[allen L]

I cant help it.
So many of you here have adjusted to the hardships and I know my case of MG is only ocular right now, but it has most definately effected(affected, more like INFECTED) my quality of life.
Im having a difficult time accepting this is the way I might have to spend out the remainder of my years. Im not happy, and Im really angry.
Ive had the living in todays world surgeries, back, melanoma, hernia, knee, the main course of ailments, and Ive been a bull my entire life, bounced back, never looked back.
I love life.
I never expect my wife or children to give up or sacrifice anything for me.
Ive become a hermit almost. Im so uncomfortable travelling anywhere at night, knowing my eyes want to shut, and dont cooperate with me sometimes.
I havent ventured too far away from home since I began the Mestinon and had some rough periods with my stomach, having been diagnosed with diverticulosis a year earlier. Not a good combo.
Im not a crybaby. Im not looking for sympathy, empathy, whatever its called.
I cannot believe the determination of so many of you here.
why arent so many of you cursing and kicking things?
Yeah, I know it wont help, but Im so angry Im one of the lucky ones chosen to have this disease.

I went to my Neuro on Monday.
He asked me how Im feeling.
I looked at him and said, how am I feeling? Using some choice 4 letter words, not directed at him ofcourse, I told him how angry and ticked off I was.
I spent the last almost 40 years working hard so I can enjoy my life when I got to this age, travel, being able to afford things I could never afford when I was younger. Now Im a prisoner of Myasthenia.
And I know Im not a prisoner, but not having the confidence that I can drive myself home from a night of poker with the boys, or take my wife out for an icecream at 8 pm, well, those are only the tiny points, But its all the small things that make life grand, and this MG, well, it takes away all the small qualities of life Ive always looked foward too, and worst of all, always took for granted.
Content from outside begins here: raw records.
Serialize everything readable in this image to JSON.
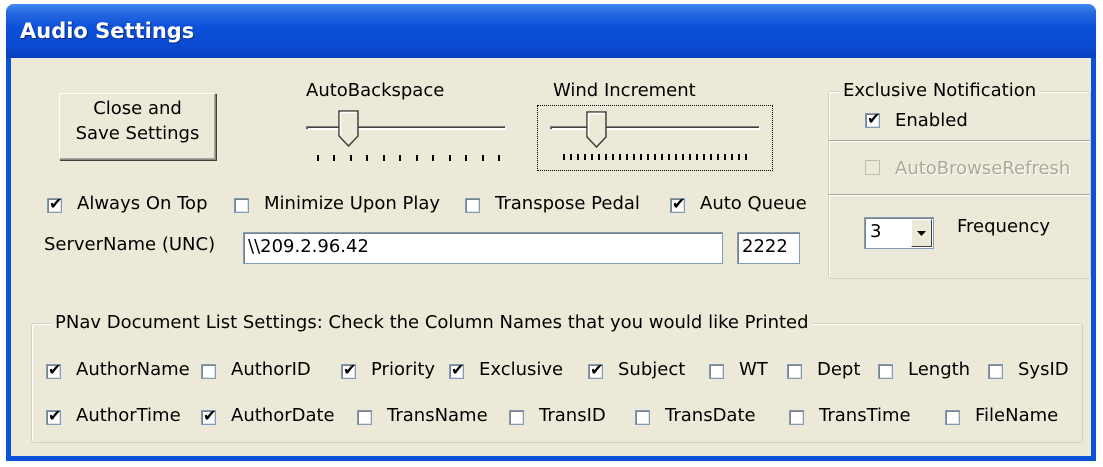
{
  "window": {
    "title": "Audio Settings"
  },
  "buttons": {
    "close_save_line1": "Close and",
    "close_save_line2": "Save Settings"
  },
  "sliders": {
    "autobackspace": {
      "label": "AutoBackspace",
      "level": 0.2
    },
    "wind_increment": {
      "label": "Wind Increment",
      "level": 0.2
    }
  },
  "exclusive_notification": {
    "title": "Exclusive Notification",
    "enabled_label": "Enabled",
    "enabled_checked": true,
    "autobrowse_label": "AutoBrowseRefresh",
    "autobrowse_checked": false,
    "frequency_label": "Frequency",
    "frequency_value": "3"
  },
  "options": [
    {
      "label": "Always On Top",
      "checked": true
    },
    {
      "label": "Minimize Upon Play",
      "checked": false
    },
    {
      "label": "Transpose Pedal",
      "checked": false
    },
    {
      "label": "Auto Queue",
      "checked": true
    }
  ],
  "server": {
    "label": "ServerName (UNC)",
    "address": "\\\\209.2.96.42",
    "port": "2222"
  },
  "columns_group": {
    "title": "PNav Document List Settings:  Check the Column Names that you would like Printed",
    "row1": [
      {
        "label": "AuthorName",
        "checked": true
      },
      {
        "label": "AuthorID",
        "checked": false
      },
      {
        "label": "Priority",
        "checked": true
      },
      {
        "label": "Exclusive",
        "checked": true
      },
      {
        "label": "Subject",
        "checked": true
      },
      {
        "label": "WT",
        "checked": false
      },
      {
        "label": "Dept",
        "checked": false
      },
      {
        "label": "Length",
        "checked": false
      },
      {
        "label": "SysID",
        "checked": false
      }
    ],
    "row2": [
      {
        "label": "AuthorTime",
        "checked": true
      },
      {
        "label": "AuthorDate",
        "checked": true
      },
      {
        "label": "TransName",
        "checked": false
      },
      {
        "label": "TransID",
        "checked": false
      },
      {
        "label": "TransDate",
        "checked": false
      },
      {
        "label": "TransTime",
        "checked": false
      },
      {
        "label": "FileName",
        "checked": false
      }
    ]
  }
}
Cant fight it. Nothing I can do, but wait to see if I get better, if Im one of the llucky ones, or wait till I get worse, and I dont like my odds.
My neuro suggested I might do well on IVIG.
I thought it was a few hours in an outpatient atmosphere.
He then informed me I have to go into a hospital for 2 days at least to be monitered the first time. After that, I should be able to arrange out patient.
Just hard for me to accept, sorry. Im not a happy camper these days.
Alot of you are inspirational to me. Youve overcome such incredible disabilities associated with this disease. I bow to you all.
Me, I want to punch out the first person that doesnt understand why I wont come over to their house on saturday night, or wont go to the movies with them. Im so tired trying to make anyone understand.
Im sorry about the ranting, Im just really angry with Myasthenia gravis.